I grew up with the music of bands like N*Sync and The Backstreet Boys tainting the musical landscape with their bland pop and squeaky-clean visages. But while “boy bands” have fairly faded back home, they’ve only gained in popularity in Korea. The airwaves here are dominated by a parade of boy- and girl-groups, who… and this is the truly amazing thing… don’t completely suck! The music is catchy, the outfits are ridiculous, the dances are tight, and the kids are genuinely talented. Just try and watch BIGBANG’s Fantastic Baby without bopping your head… or developing a crush on one of them (but stay away from Seungri, he’s mine).
We have the Black Eyed Peas, Korea has Girls Generation. Advantage: Korea.
It’s totally wrong, and possibly sacrilegious, to claim that “coffee culture” was “born in the USA”. And it’s not what I mean. Obviously, Italy (for one) has a much more authentic and agreeable sort of café cult. Americans don’t do espresso and, when we try, we dependably screw it up. But we have Starbucks — and that’s the kind of manufactured scene I’m talking about, with its cozy furniture, delicious muffins and light jazz-pop. We invented that and we like it, so screw you know-it-all coffee purists.
But Korea has improved on our formula, yet again. Here, you’ll find Starbucks, but also plenty of other cafes that are basically clones but even more cozy, playing cooler jazz-pop and serving yummier muffins. You can’t go half a block without seeing an Angelinus Coffee, a BeansBins, a Mr. Coffee, a Doctor Coffee, a Coffee Duomo, and on and on and on. For those of us who depend on coffee shops as erstwhile offices, the selection is exhilarating.
During the three years that I was living in Germany and working remotely for a US software firm, my friends delighted in mocking me. “Only two weeks of vacation?” they’d scoff. “We get six! Starting!” It’s true. We Americans work a lot more than Europeans — and especially more so than Germans. But it was an odd point of pride for me. “Yeah, it’s cause I’m tougher”.
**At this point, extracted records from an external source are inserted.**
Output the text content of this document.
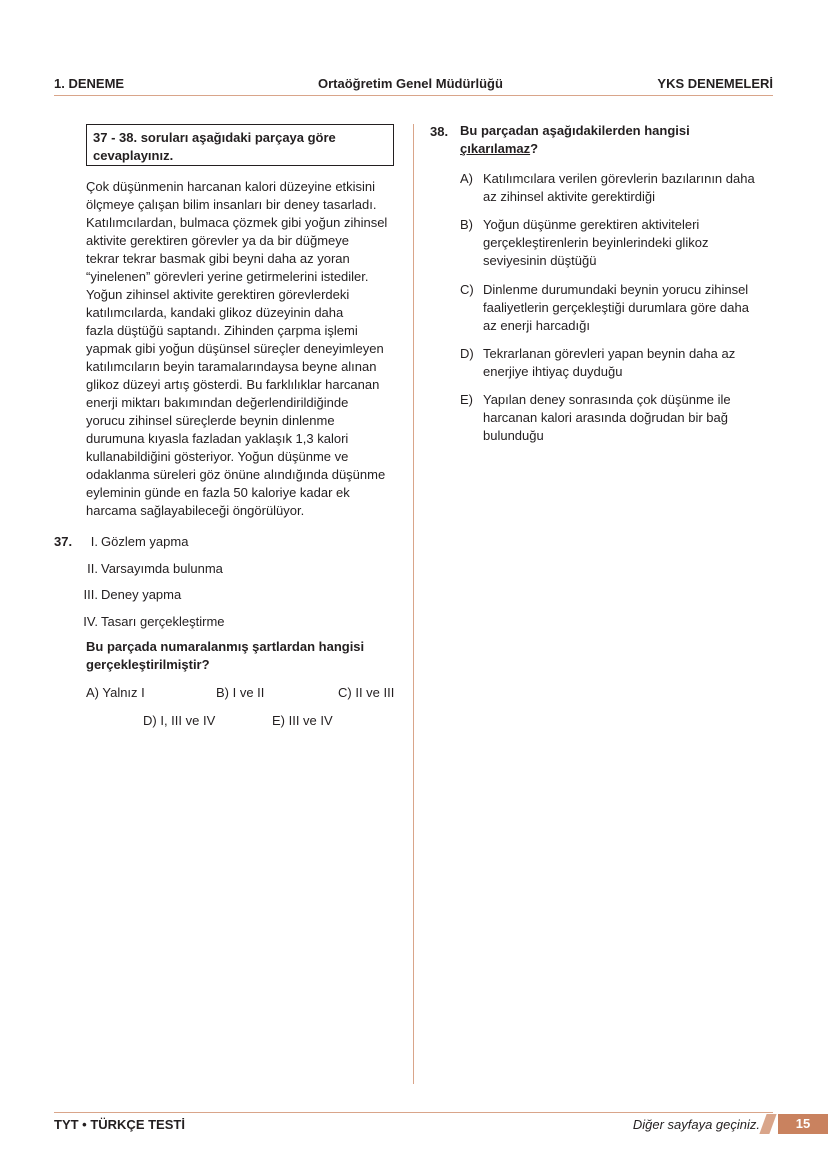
1. DENEME	Ortaöğretim Genel Müdürlüğü	YKS DENEMELERİ
37 - 38. soruları aşağıdaki parçaya göre
cevaplayınız.
Çok düşünmenin harcanan kalori düzeyine etkisini
ölçmeye çalışan bilim insanları bir deney tasarladı.
Katılımcılardan, bulmaca çözmek gibi yoğun zihinsel
aktivite gerektiren görevler ya da bir düğmeye
tekrar tekrar basmak gibi beyni daha az yoran
“yinelenen” görevleri yerine getirmelerini istediler.
Yoğun zihinsel aktivite gerektiren görevlerdeki
katılımcılarda, kandaki glikoz düzeyinin daha
fazla düştüğü saptandı. Zihinden çarpma işlemi
yapmak gibi yoğun düşünsel süreçler deneyimleyen
katılımcıların beyin taramalarındaysa beyne alınan
glikoz düzeyi artış gösterdi. Bu farklılıklar harcanan
enerji miktarı bakımından değerlendirildiğinde
yorucu zihinsel süreçlerde beynin dinlenme
durumuna kıyasla fazladan yaklaşık 1,3 kalori
kullanabildiğini gösteriyor. Yoğun düşünme ve
odaklanma süreleri göz önüne alındığında düşünme
eyleminin günde en fazla 50 kaloriye kadar ek
harcama sağlayabileceği öngörülüyor.
37.	I. Gözlem yapma
II. Varsayımda bulunma
III. Deney yapma
IV. Tasarı gerçekleştirme
Bu parçada numaralanmış şartlardan hangisi
gerçekleştirilmiştir?
A) Yalnız I	B) I ve II	C) II ve III
D) I, III ve IV	E) III ve IV
38. Bu parçadan aşağıdakilerden hangisi
çıkarılamaz?
A) Katılımcılara verilen görevlerin bazılarının daha
az zihinsel aktivite gerektirdiği
B) Yoğun düşünme gerektiren aktiviteleri
gerçekleştirenlerin beyinlerindeki glikoz
seviyesinin düştüğü
C) Dinlenme durumundaki beynin yorucu zihinsel
faaliyetlerin gerçekleştiği durumlara göre daha
az enerji harcadığı
D) Tekrarlanan görevleri yapan beynin daha az
enerjiye ihtiyaç duyduğu
E) Yapılan deney sonrasında çok düşünme ile
harcanan kalori arasında doğrudan bir bağ
bulunduğu
TYT • TÜRKÇE TESTİ	Diğer sayfaya geçiniz.	15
But we don’t hold a candle to the Koreans. These guys work like maniacs. The average South Korean puts in more hours than anyone else on the planet. It’s a sickening productivity that has brought the country from a war-torn backwater to one of the most dynamic economies in the world. For the poor, sleep-deprived corporate cog, I don’t know if you can really classify this as an “improvement” on the American standard, but it’s just one more thing which we can do, but they can do better.
I’m sure there are a lot of other aspects of American culture which have been perfected in Korea. Near our apartment, there was a bowling alley. I was almost nervous to step inside. Surely, it wouldn’t be like back home, where the pin-clearing device always gets stuck, the dirty shoes never fit, and the stupid automatic scoring system ignores your strikes. No, I’m certain that I would have been suitably embarrassed and impressed by the futuristic Ultimate Bowling Experience of Korea.
Damn these guys!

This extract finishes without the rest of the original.